Senator Ted Cruz had noted that Durbin, along with Senator Peter Welch, are vocal supporters of abortion throughout all three trimesters of pregnancy. Each senator then tried to defend this support using lies and misinformation.
Durbin repeated a familiar claim about why women undergo later, abortions which has become used frequently by the abortion industry to soften the idea of intentionally killing a preborn child who is able to survive outside of the womb.
“What are the reasons for really late-term abortions? Well, there are three. And the information I’m reading from comes from the Center for Disease Control,” he said. “Why women need access to abortion late in pregnancy: maternal health endangerment; diagnosis of severe fetal abnormality which didn’t show up or develop until late in the pregnancy; restrictive state laws that made it difficult for a woman to get an abortion earlier in pregnancy. And we’re talking about 1 percent of all abortions.”
This is a familiar argument; it has been used by abortion advocates for years. Unfortunately, it’s blatantly false.

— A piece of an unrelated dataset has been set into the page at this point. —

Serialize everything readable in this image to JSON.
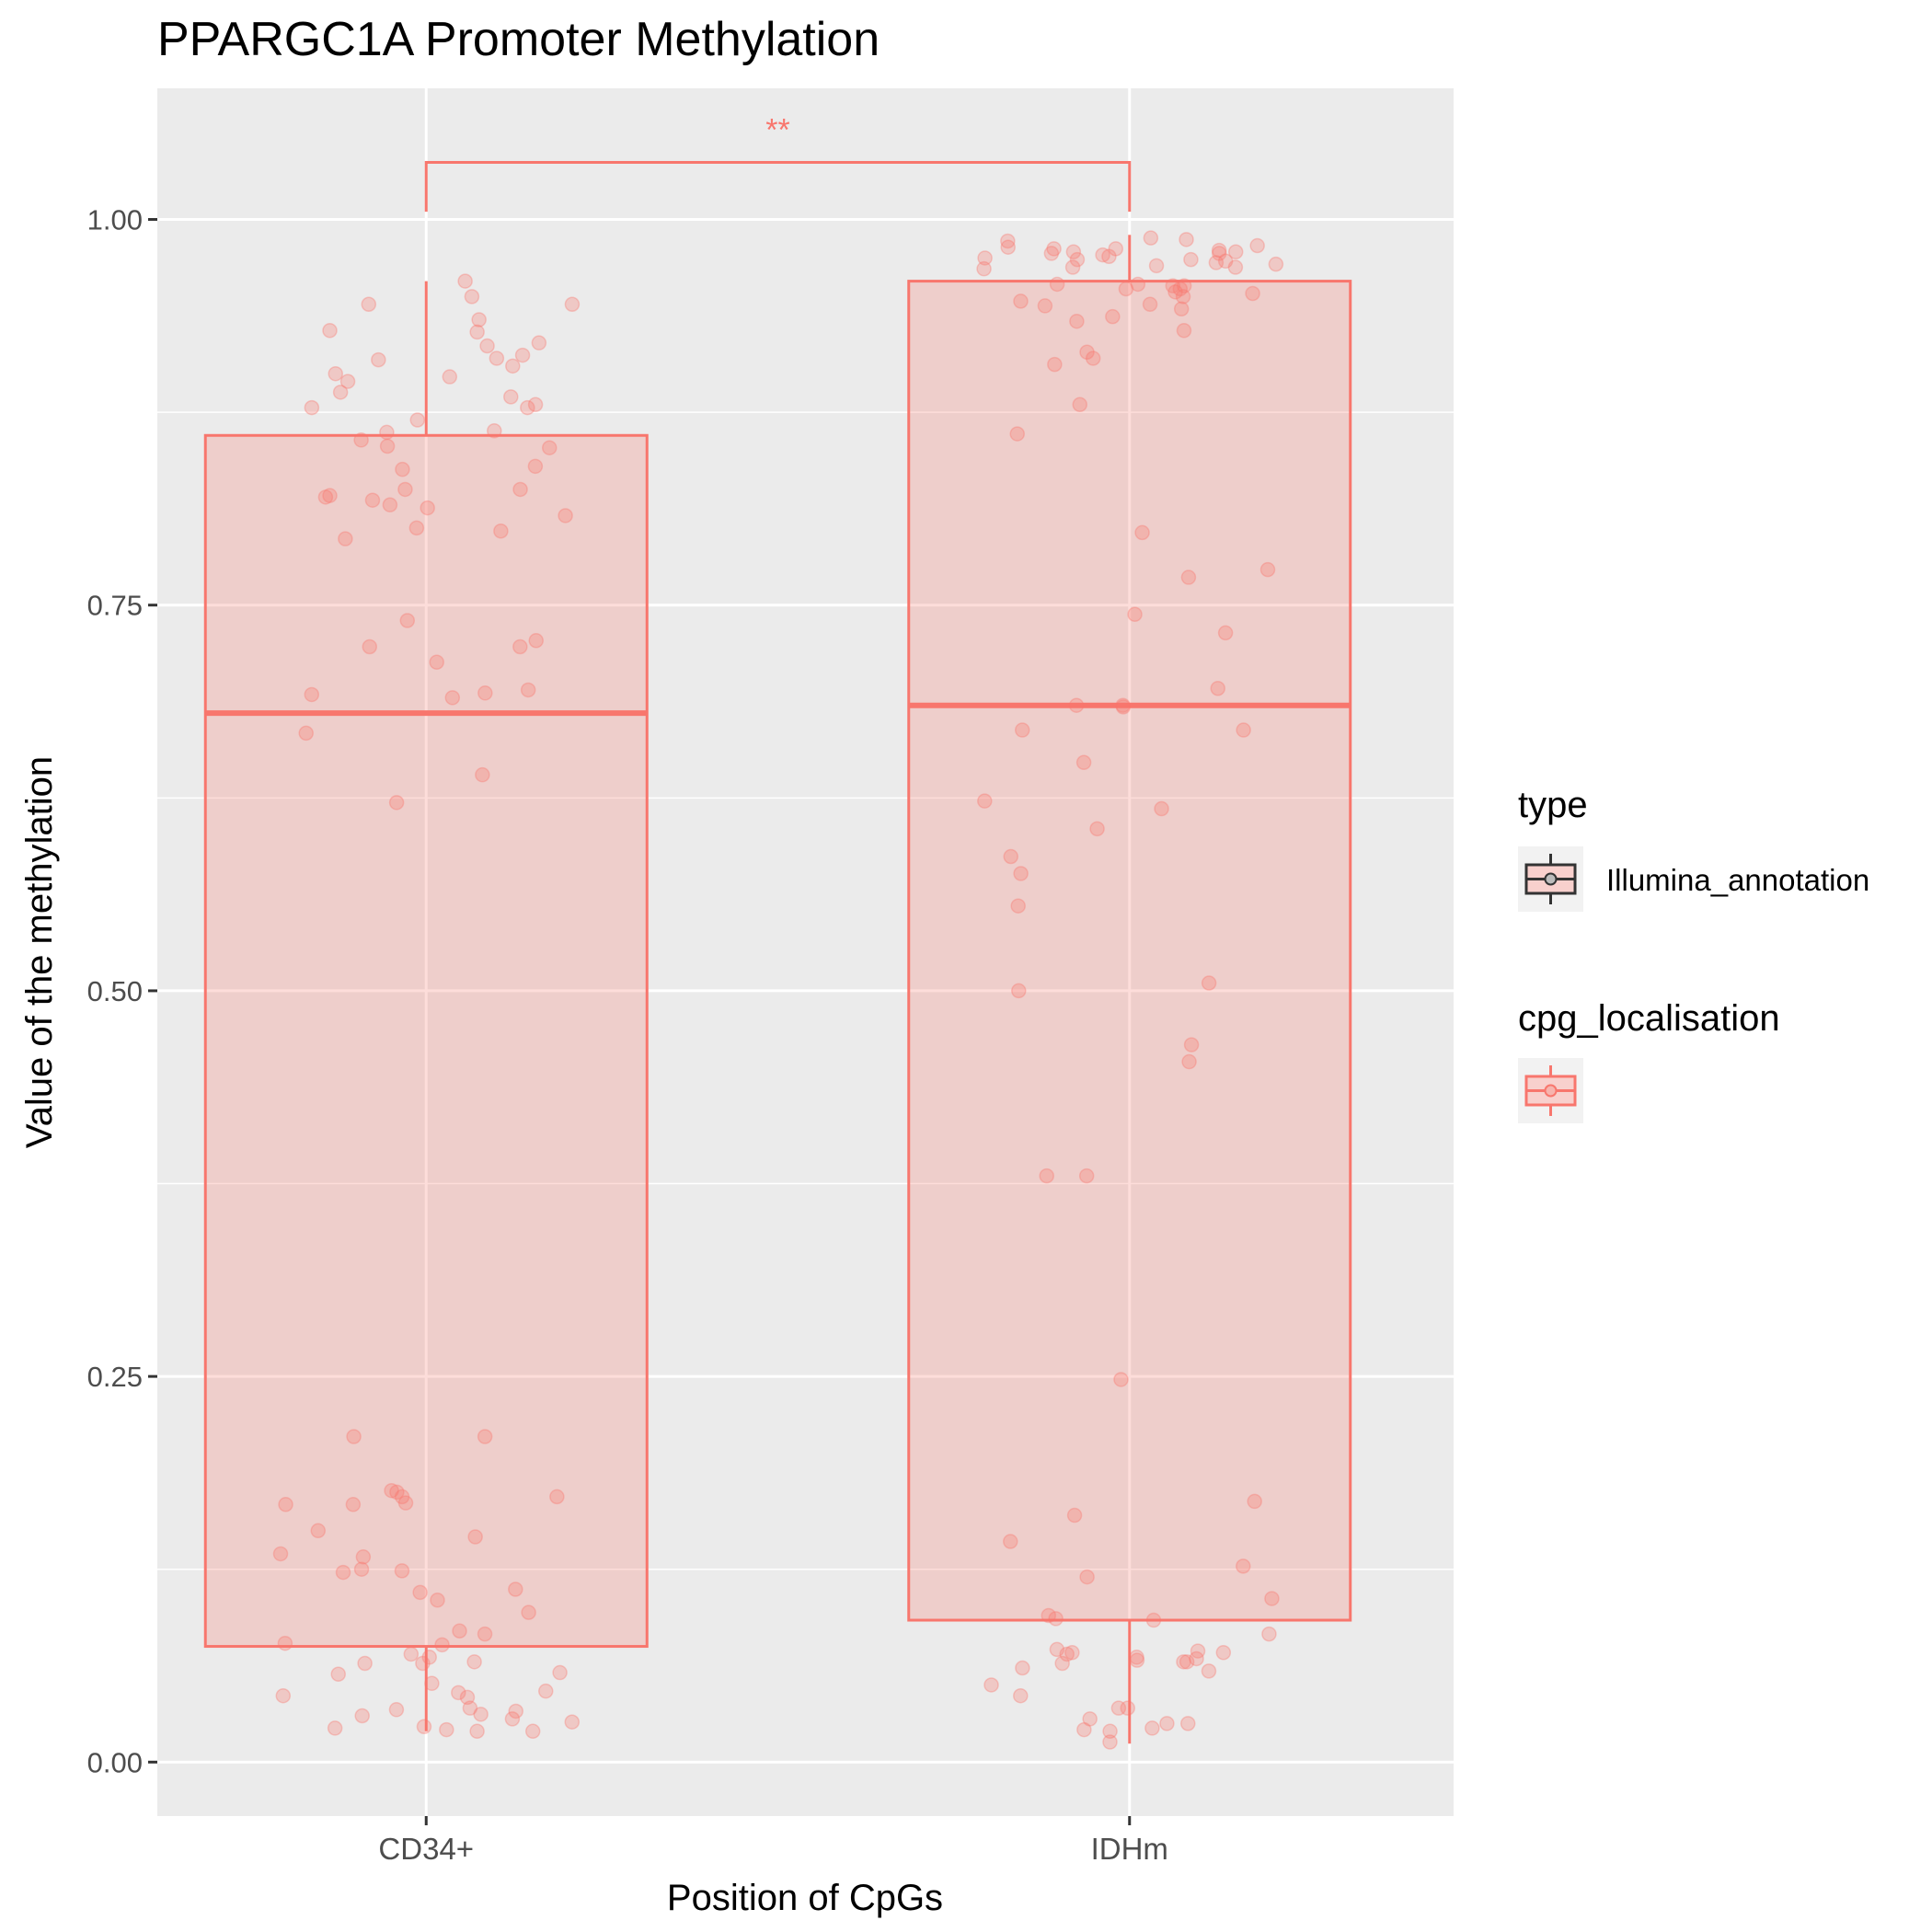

According to a 1988 Guttmacher study, only 2% of women sought late-term abortions because of a health problem with the baby. A 2013 study, also published by the Guttmacher Institute, also said, “data suggest that most women seeking later terminations are not doing so for reasons of fetal anomaly or life endangerment.” Pro-abortion researcher and (debunked) Turnaway Study author Diana Greene Foster likewise stated that according to a report from the Congressional Research Service, abortions for fetal abnormalities “make up a small minority of later abortion.” And a 2010 paper from Julia Steinberg of the pro-abortion Bixby Center for Global Reproductive Health said, “Research suggests that the overwhelming majority of women having later abortions do so for reasons other than fetal anomaly (Drey et al., 2006; Finer et al., 2005, 2006; Foster et al., 2008).”
Furthermore, Durbin claimed that late-term abortions are rare, something echoed by Welch, who said, “My understanding is that late-term abortions are very rare, and it’s almost always — really probably always — where there’s a medical emergency and the life of the woman is imperiled.” Yet, this, too, is misleading. While it is true that first-trimester abortions are much more common, there are still thousands to tens of thousands of later abortions being committed each year.
According to the CDC’s 2019 Abortion Surveillance Report, 1.1% of all abortions were committed after 21 weeks of pregnancy. If you include after 14 weeks of pregnancy, the number rises to 8% of all abortions.
While 1.1% or even 8% might seem like small numbers, they aren’t. The CDC reports 398,505 abortions committed in 2019. 1.1% of that number equals 4,383 abortions committed after 21 weeks of pregnancy in just one year; 8% equals 31,880. States are also not required to report their data to the CDC — and numerous states, like California and Maryland, do not. This means the true number of abortions — regardless of gestational age — is almost certainly higher.
Using the Guttmacher Institute’s numbers (which are collected directly from abortionists), 930,160 abortions were committed in 2020. If the CDC’s percentages hold true with 1.1% of abortions occurring after 21 weeks, that equates to an estimate of more than 10,000 human lives per year, and 8% occurring after 14 weeks equates to an estimate of more than 74,000 human lives per year.
Even now, when people are supporting abortion in higher numbers, polling has still found that later abortion is still opposed by a majority of Americans. And that’s exactly why advocates like Durbin and Welch have to put a more positive spin on it, even if it means misleading the public.